Las razones que se aducían para este fracaso fueron de muy diversa índole. Los teatros no eran buenos; no se educaba a los cantantes en el uso del español; no había formación musical; el gobierno no fomentaba la creación musical, e incluso –este es el más pintoresco- que no había música popular española, diseminada como estaba en tradiciones regionales imposibles de reducir a un patrón nacional común.[20] En realidad, casi nada de eso se echaba en falta, y lo que faltaba se fue consiguiendo con el tiempo. La música española acabó cuajando en la zarzuela, el género musical propiamente nacional, aunque quizás no el que tanto echaban de menos los intelectuales de la primera mitad de siglo. En cuanto a los teatros, pronto los empezó a haber en abundancia y la inauguración del Teatro Real, en 1850, solucionó cualquier problema. Tampoco faltó apoyo por parte de las instituciones. La reina María Cristina había fundado el Real Conservatorio. Lo cerraron durante la guerra carlista, por falta de dinero, pero se abrió otra vez en cuanto fue posible hacerlo. Isabel II, como ya se ha visto, protegió algunas de las asociaciones creadas por iniciativa privada y en alguna ocasión salió escaldada del intento.

(…)

 

Notas

[1] José Subirá, El Teatro del Real Palacio (1849-1851), Madrid, CSIC, 1950, pp. 203 y ss.

[2] Ibid., p. 171.

[3] Conrado Morterero Simón, Archivo General del Palacio Real de Madrid, Madrid, Patrimonio Nacional, 1977.

[4] “Nota de gastos causados por la construcción del Teatro del Real Palacio y funciones”, 12 de julio de 1851, Archivo General de Palacio, Sección Administración, Legajo 668.

[5] Baltasar Saldoni, citado en José Subirá, op. cit., p. 145.

[6] Antonio Peña y Goñi, España, desde la ópera a la zarzuela, edición y prólogo de Eduardo Rincón, Madrid, Alianza Editorial, 1967, pp. 42-43.

[7] Baltasar Saldoni, citado en José Subirá, op. cit., p. 146.

[8] Ibid., p. 150.

[9] Ibid., p. 147.

[10] Condesa de Espoz y Mina. Memorias, Madrid, Tebas, 1977, p. 292. El aburrimiento en las clases de solfeo, ibid., p. 222.

[11] Jorge Vilches, Imágenes de una reina, Madrid, Síntesis, 2007, p. 102.

[12] Carlos Cambronero, Isabel II, íntima, Barcelona Montaner y Simón, p. 243.

[13] José Subirá, op. cit., p. 154.

[14] Ibid., p. 156. Para los conciertos en palacio, ibid., pp. 157 y ss.

[15] Ibid., p. 159.

[16] Ver el clásico Luis Carmena y Millán, Crónica de la ópera italiana en Madrid desde 1738 hasta nuestros días, Madrid, ICCMU, 2002.
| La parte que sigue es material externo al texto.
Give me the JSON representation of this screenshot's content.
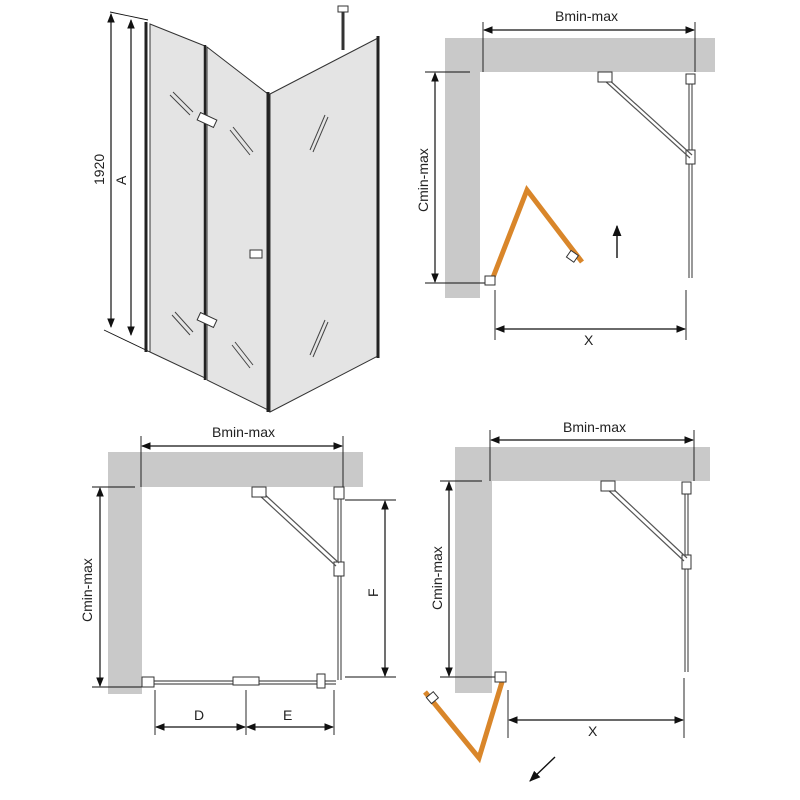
{
  "labels": {
    "height_value": "1920",
    "height_letter": "A",
    "b": "Bmin-max",
    "c": "Cmin-max",
    "x": "X",
    "d": "D",
    "e": "E",
    "f": "F"
  },
  "colors": {
    "wall": "#c9c9c9",
    "door_swing": "#d9862a",
    "line": "#111111"
  }
}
[17] José Subirá, op. cit., p. 179.

[18] Mª Encina Cortizo Rodríguez, “La ópera española hasta la apertura del teatro Real (1800-1853)”, en Emilio Casares Rodicio y Álvaro Torrente (editores), La ópera en España e Hispanoamérica, 2 vols, Madrid, ICCMU, 2000, vol. 2, pp. 22-29.

[19] Repuesta en el Teatro Real los días 12 y 14 de marzo de 2005.

[20] Este último argumento, en Mª Encina Cortizo Rodríguez, “La ópera española hasta la apertura del teatro Real (1800-1853)”, en Emilio Casares Rodicio y Álvaro Torrente (editores), op. cit., vol. 2, p. 13.